Going great guns: India is interestingly poised to enter this phase of high growth for the sector. Apart from the macro growth drivers like rising income levels, changing lifestyle and demographic impetus, each segment in the media sector would be driven by other micro factors. Besides increasing penetration of cable and satellite services in rural and semi urban areas, better content quality and niche channels would provide further impetus.

Convergence: Convergence is making consumers more sophisticated in their video consumption habits by moving them to the top of the value-creating hierarchy. This would allow beneficial interaction between consumers, content owners, service providers and networks and will present many opportunities for the industry to create new revenue streams.

Helping hand: Support from the government has also aided the growth of the industry. The government has liberalised the up-linking policy and reduced the rate of basic customs duties on import of certain specified equipments for setting up an earth station to aid broadcasting from India. Further, abolishing of excise duties to fight music piracy is also another positive gesture from the government.

Better technologies: Acceptability of DTH (Direct-To-Home) will curb the menace of under-declaration of subscribers by cable operators. Subscribers will then pay for only the channels of their choice.

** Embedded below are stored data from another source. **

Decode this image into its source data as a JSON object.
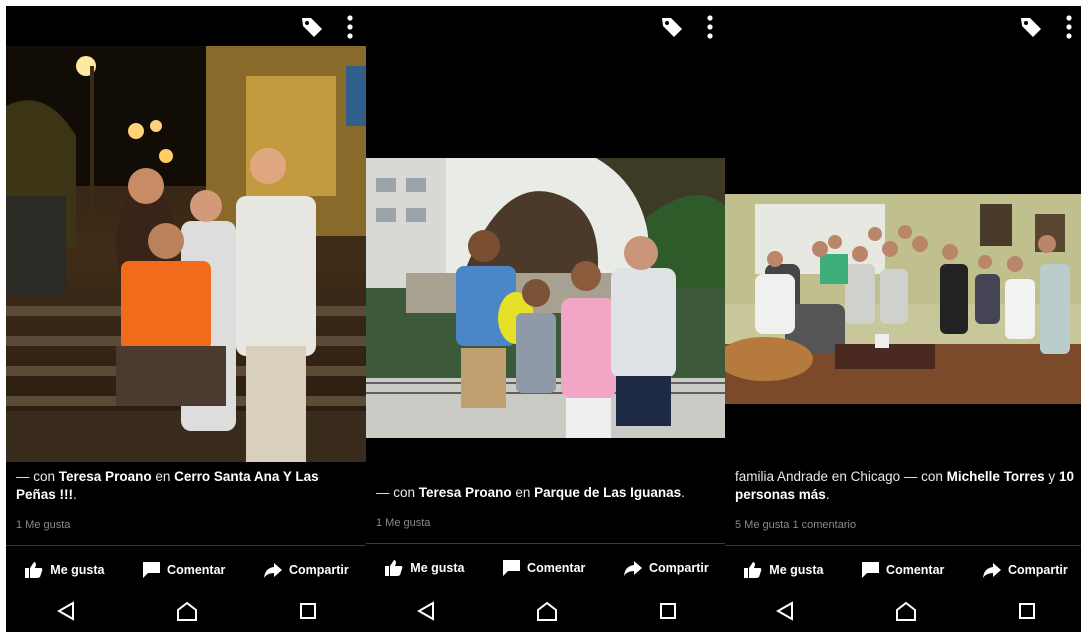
{
  "posts": [
    {
      "caption_prefix": "— con ",
      "tagged": "Teresa Proano",
      "conn": " en ",
      "place": "Cerro Santa Ana Y Las Peñas !!!",
      "tail": ".",
      "likes": "1 Me gusta"
    },
    {
      "caption_prefix": "— con ",
      "tagged": "Teresa Proano",
      "conn": " en ",
      "place": "Parque de Las Iguanas",
      "tail": ".",
      "likes": "1 Me gusta"
    },
    {
      "caption_prefix": "familia Andrade en Chicago — con ",
      "tagged": "Michelle Torres",
      "conn": " y ",
      "place": "10 personas más",
      "tail": ".",
      "likes": "5 Me gusta  1 comentario"
    }
  ],
  "actions": {
    "like": "Me gusta",
    "comment": "Comentar",
    "share": "Compartir"
  },
  "icons": {
    "tag": "tag-icon",
    "menu": "more-vertical-icon",
    "like": "thumbs-up-icon",
    "comment": "comment-icon",
    "share": "share-arrow-icon",
    "back": "back-triangle-icon",
    "home": "home-icon",
    "recents": "recents-square-icon"
  }
}
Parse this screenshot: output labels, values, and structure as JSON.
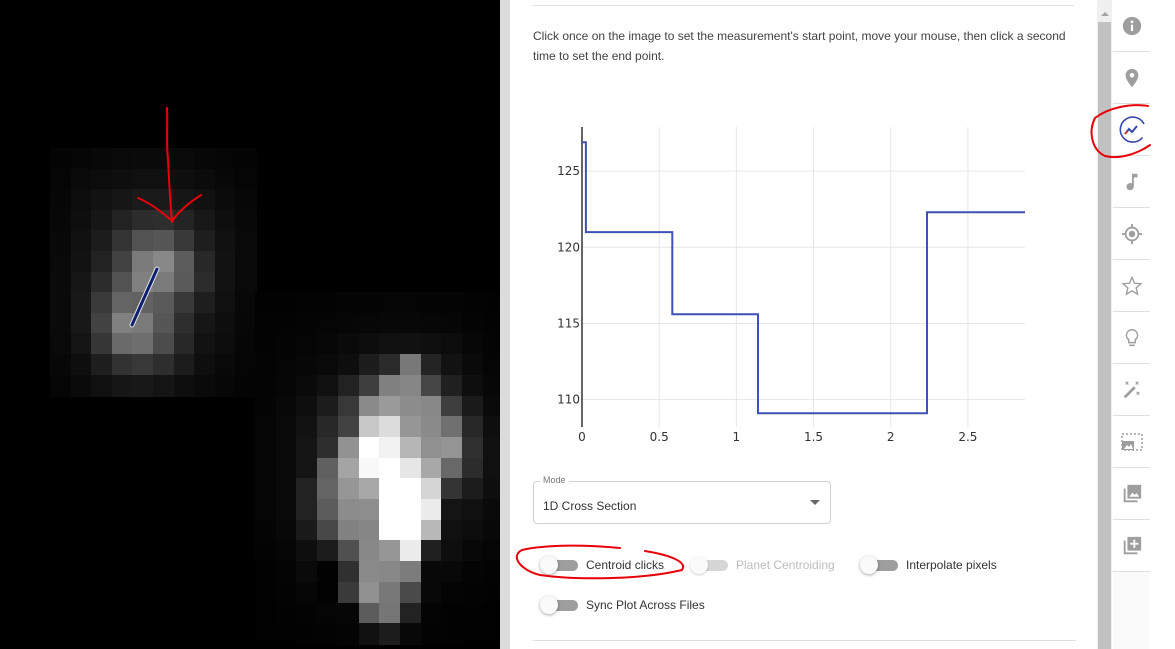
{
  "viewer": {
    "measurement_line_color": "#0d1f6e",
    "annotation_color": "#e8000b",
    "stars": [
      {
        "name": "star-1",
        "cols": 10,
        "rows": 12,
        "grey": [
          [
            4,
            6,
            8,
            9,
            10,
            10,
            9,
            7,
            5,
            4
          ],
          [
            5,
            9,
            12,
            14,
            16,
            16,
            14,
            11,
            8,
            5
          ],
          [
            6,
            12,
            18,
            22,
            26,
            26,
            22,
            17,
            11,
            7
          ],
          [
            7,
            14,
            22,
            34,
            44,
            46,
            36,
            24,
            14,
            8
          ],
          [
            8,
            16,
            28,
            52,
            82,
            86,
            56,
            30,
            16,
            9
          ],
          [
            9,
            18,
            34,
            66,
            122,
            136,
            92,
            40,
            18,
            9
          ],
          [
            10,
            22,
            44,
            82,
            128,
            122,
            90,
            44,
            18,
            9
          ],
          [
            10,
            24,
            58,
            100,
            98,
            90,
            56,
            30,
            16,
            8
          ],
          [
            10,
            24,
            66,
            128,
            122,
            86,
            46,
            22,
            14,
            7
          ],
          [
            9,
            20,
            54,
            106,
            110,
            76,
            40,
            18,
            12,
            6
          ],
          [
            7,
            14,
            30,
            50,
            56,
            46,
            28,
            14,
            9,
            5
          ],
          [
            5,
            10,
            16,
            22,
            24,
            20,
            14,
            10,
            7,
            4
          ]
        ]
      },
      {
        "name": "star-2",
        "cols": 12,
        "rows": 17,
        "grey": [
          [
            2,
            2,
            3,
            3,
            4,
            4,
            5,
            5,
            4,
            4,
            3,
            2
          ],
          [
            3,
            3,
            4,
            5,
            6,
            7,
            8,
            8,
            7,
            6,
            4,
            3
          ],
          [
            3,
            4,
            5,
            7,
            10,
            13,
            16,
            17,
            15,
            12,
            7,
            4
          ],
          [
            4,
            5,
            7,
            9,
            14,
            28,
            42,
            120,
            36,
            18,
            10,
            5
          ],
          [
            4,
            6,
            10,
            16,
            34,
            62,
            128,
            134,
            70,
            32,
            14,
            7
          ],
          [
            4,
            8,
            14,
            28,
            56,
            138,
            154,
            140,
            136,
            62,
            26,
            10
          ],
          [
            5,
            9,
            18,
            40,
            66,
            200,
            220,
            150,
            138,
            112,
            40,
            14
          ],
          [
            5,
            9,
            20,
            46,
            146,
            255,
            242,
            182,
            144,
            148,
            48,
            16
          ],
          [
            5,
            9,
            20,
            96,
            164,
            248,
            255,
            230,
            168,
            104,
            44,
            16
          ],
          [
            5,
            9,
            34,
            100,
            150,
            168,
            255,
            255,
            214,
            52,
            28,
            14
          ],
          [
            5,
            9,
            34,
            92,
            140,
            142,
            255,
            255,
            236,
            20,
            16,
            10
          ],
          [
            4,
            8,
            26,
            72,
            130,
            134,
            255,
            255,
            184,
            16,
            12,
            8
          ],
          [
            3,
            6,
            14,
            28,
            80,
            136,
            150,
            236,
            32,
            14,
            8,
            5
          ],
          [
            2,
            4,
            10,
            2,
            48,
            138,
            136,
            124,
            8,
            8,
            4,
            3
          ],
          [
            2,
            3,
            6,
            2,
            58,
            144,
            120,
            74,
            8,
            4,
            3,
            2
          ],
          [
            1,
            2,
            3,
            5,
            6,
            92,
            118,
            34,
            4,
            2,
            2,
            1
          ],
          [
            1,
            1,
            2,
            3,
            4,
            16,
            28,
            8,
            3,
            2,
            1,
            1
          ]
        ]
      }
    ]
  },
  "panel": {
    "instructions": "Click once on the image to set the measurement's start point, move your mouse, then click a second time to set the end point.",
    "mode": {
      "label": "Mode",
      "value": "1D Cross Section"
    },
    "toggles": [
      {
        "label": "Centroid clicks",
        "on": false,
        "disabled": false
      },
      {
        "label": "Planet Centroiding",
        "on": false,
        "disabled": true
      },
      {
        "label": "Interpolate pixels",
        "on": false,
        "disabled": false
      },
      {
        "label": "Sync Plot Across Files",
        "on": false,
        "disabled": false
      }
    ]
  },
  "sidebar": {
    "items": [
      {
        "icon": "info-icon",
        "active": false
      },
      {
        "icon": "location-pin-icon",
        "active": false
      },
      {
        "icon": "line-chart-icon",
        "active": true
      },
      {
        "icon": "music-note-icon",
        "active": false
      },
      {
        "icon": "crosshair-icon",
        "active": false
      },
      {
        "icon": "star-icon",
        "active": false
      },
      {
        "icon": "lightbulb-icon",
        "active": false
      },
      {
        "icon": "magic-wand-icon",
        "active": false
      },
      {
        "icon": "image-crop-icon",
        "active": false
      },
      {
        "icon": "image-stack-icon",
        "active": false
      },
      {
        "icon": "add-layer-icon",
        "active": false
      }
    ],
    "icon_color": "#9e9e9e",
    "active_color": "#3949ab"
  },
  "chart_data": {
    "type": "line",
    "line_shape": "step",
    "title": "",
    "xlabel": "",
    "ylabel": "",
    "xlim": [
      0,
      2.87
    ],
    "ylim": [
      108.2,
      127.9
    ],
    "x_ticks": [
      0,
      0.5,
      1,
      1.5,
      2,
      2.5
    ],
    "x_tick_labels": [
      "0",
      "0.5",
      "1",
      "1.5",
      "2",
      "2.5"
    ],
    "y_ticks": [
      110,
      115,
      120,
      125
    ],
    "y_tick_labels": [
      "110",
      "115",
      "120",
      "125"
    ],
    "grid": true,
    "legend": "none",
    "series": [
      {
        "name": "cross-section",
        "color": "#3f51b5",
        "x": [
          0,
          0.025,
          0.025,
          0.585,
          0.585,
          1.14,
          1.14,
          2.235,
          2.235,
          2.87
        ],
        "y": [
          126.9,
          126.9,
          121.0,
          121.0,
          115.6,
          115.6,
          109.1,
          109.1,
          122.3,
          122.3
        ]
      }
    ]
  }
}
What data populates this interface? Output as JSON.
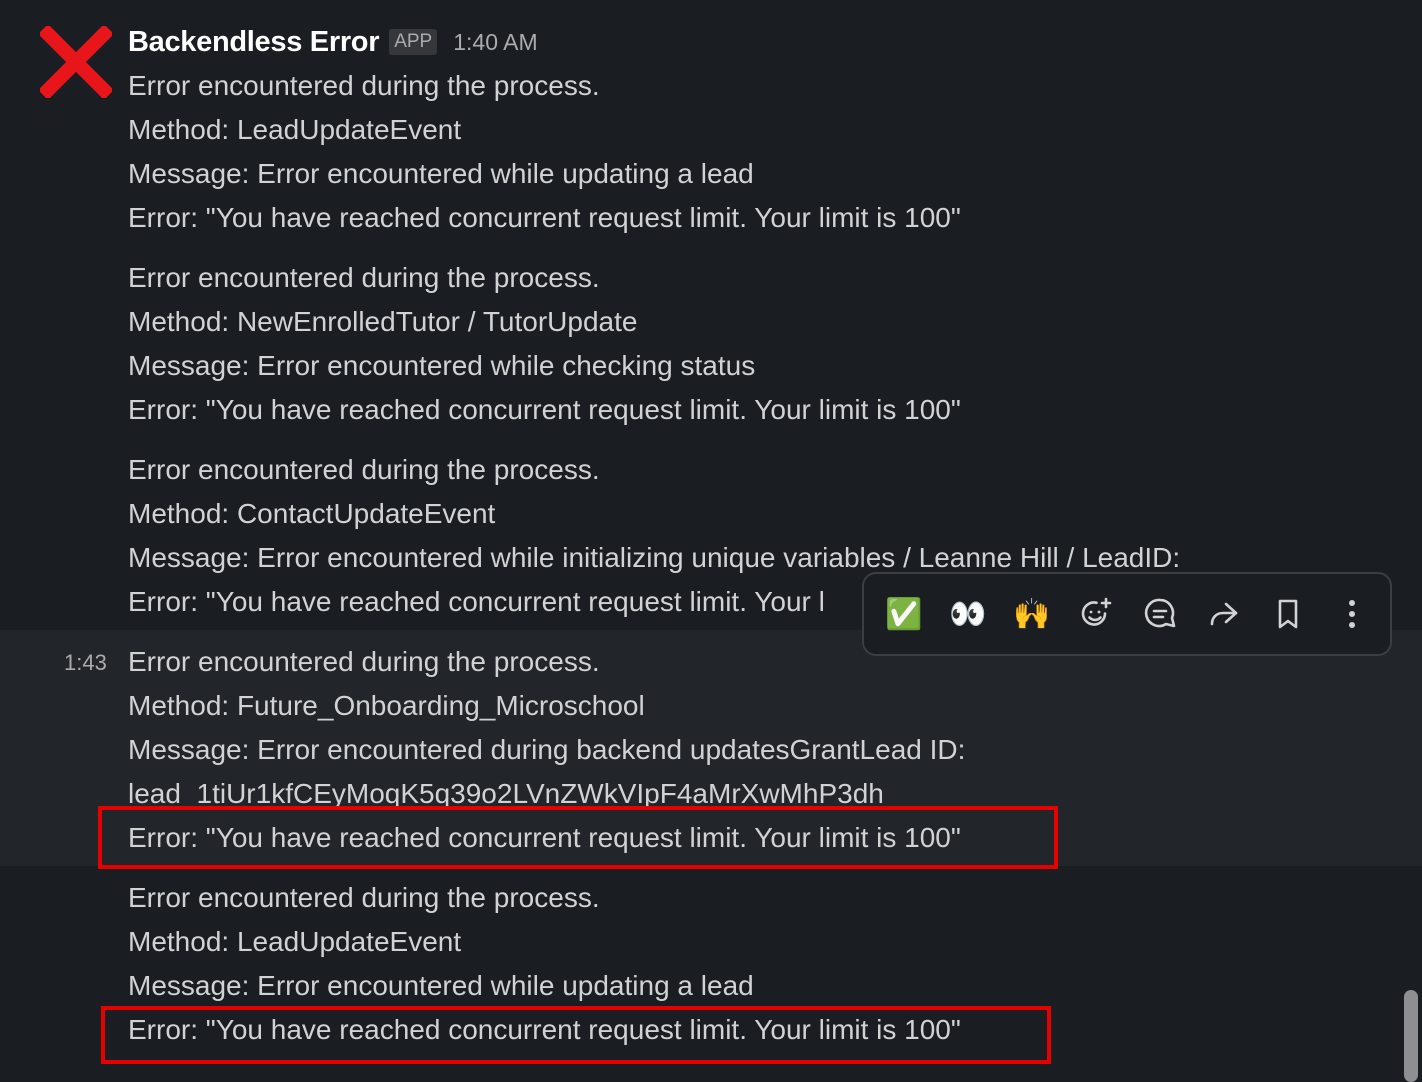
{
  "message": {
    "sender": "Backendless Error",
    "badge": "APP",
    "time": "1:40 AM"
  },
  "blocks": [
    {
      "lines": [
        "Error encountered during the process.",
        "Method: LeadUpdateEvent",
        "Message: Error encountered while updating a lead",
        "Error: \"You have reached concurrent request limit. Your limit is 100\""
      ]
    },
    {
      "lines": [
        "Error encountered during the process.",
        "Method: NewEnrolledTutor / TutorUpdate",
        "Message: Error encountered while checking status",
        "Error: \"You have reached concurrent request limit. Your limit is 100\""
      ]
    },
    {
      "lines": [
        "Error encountered during the process.",
        "Method: ContactUpdateEvent",
        "Message: Error encountered while initializing unique variables / Leanne Hill / LeadID:",
        "Error: \"You have reached concurrent request limit. Your l"
      ]
    },
    {
      "side_time": "1:43",
      "lines": [
        "Error encountered during the process.",
        "Method: Future_Onboarding_Microschool",
        "Message: Error encountered during backend updatesGrantLead ID:",
        "lead_1tiUr1kfCEyMoqK5q39o2LVnZWkVIpF4aMrXwMhP3dh",
        "Error: \"You have reached concurrent request limit. Your limit is 100\""
      ]
    },
    {
      "lines": [
        "Error encountered during the process.",
        "Method: LeadUpdateEvent",
        "Message: Error encountered while updating a lead",
        "Error: \"You have reached concurrent request limit. Your limit is 100\""
      ]
    }
  ],
  "toolbar": {
    "actions": [
      {
        "name": "check-mark-reaction",
        "glyph": "✅"
      },
      {
        "name": "eyes-reaction",
        "glyph": "👀"
      },
      {
        "name": "raised-hands-reaction",
        "glyph": "🙌"
      },
      {
        "name": "add-reaction-icon",
        "glyph": ""
      },
      {
        "name": "reply-in-thread-icon",
        "glyph": ""
      },
      {
        "name": "share-message-icon",
        "glyph": ""
      },
      {
        "name": "save-bookmark-icon",
        "glyph": ""
      },
      {
        "name": "more-actions-icon",
        "glyph": ""
      }
    ]
  },
  "colors": {
    "background": "#1a1d21",
    "hover_background": "#222529",
    "highlight_box": "#e60000",
    "avatar_x": "#e8161b"
  }
}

Greater choice: Emergence and acceptance of new entertainment avenues like movie multiplexes and radio has provided consumers with greater choices, which will aid the growth of the sector going forward.

Widening ad base: FMCG companies, which have been key contributors to the total ad-spend of the industry, are increasingly concentrating towards rural markets. Broadcasters are launching regional channels to cater to a vast semi-urban/rural population. Moreover, with new sectors opening up like telecom, healthcare and insurance, advertisements by these segments would also aid the ad-spend growth across media segments.

Key negatives

Increasing competition: Competition in the industry has been gathering steam, not just between different segments of the media and entertainment industry but also within the segments itself. This could lead to burgeoning costs of production for media companies in the form of higher compensation in order to retain talent and acquire properties/rights. Increasing number of options for advertisers to showcase their products and services could also cap the potential upside in ad realisations.

Subscriber under-declaration: The revenue model for the cable and satellite companies is still skewed in favour of cable companies. Cable operators are in a commanding position. However, this industry is likely to face consolidation with Multi System Operators (MSOs) like Incablenet, Siticable, Asianet, Hathway Cable and Datacom buying over the small local cable operators (LCOs) and setting up their integrated network.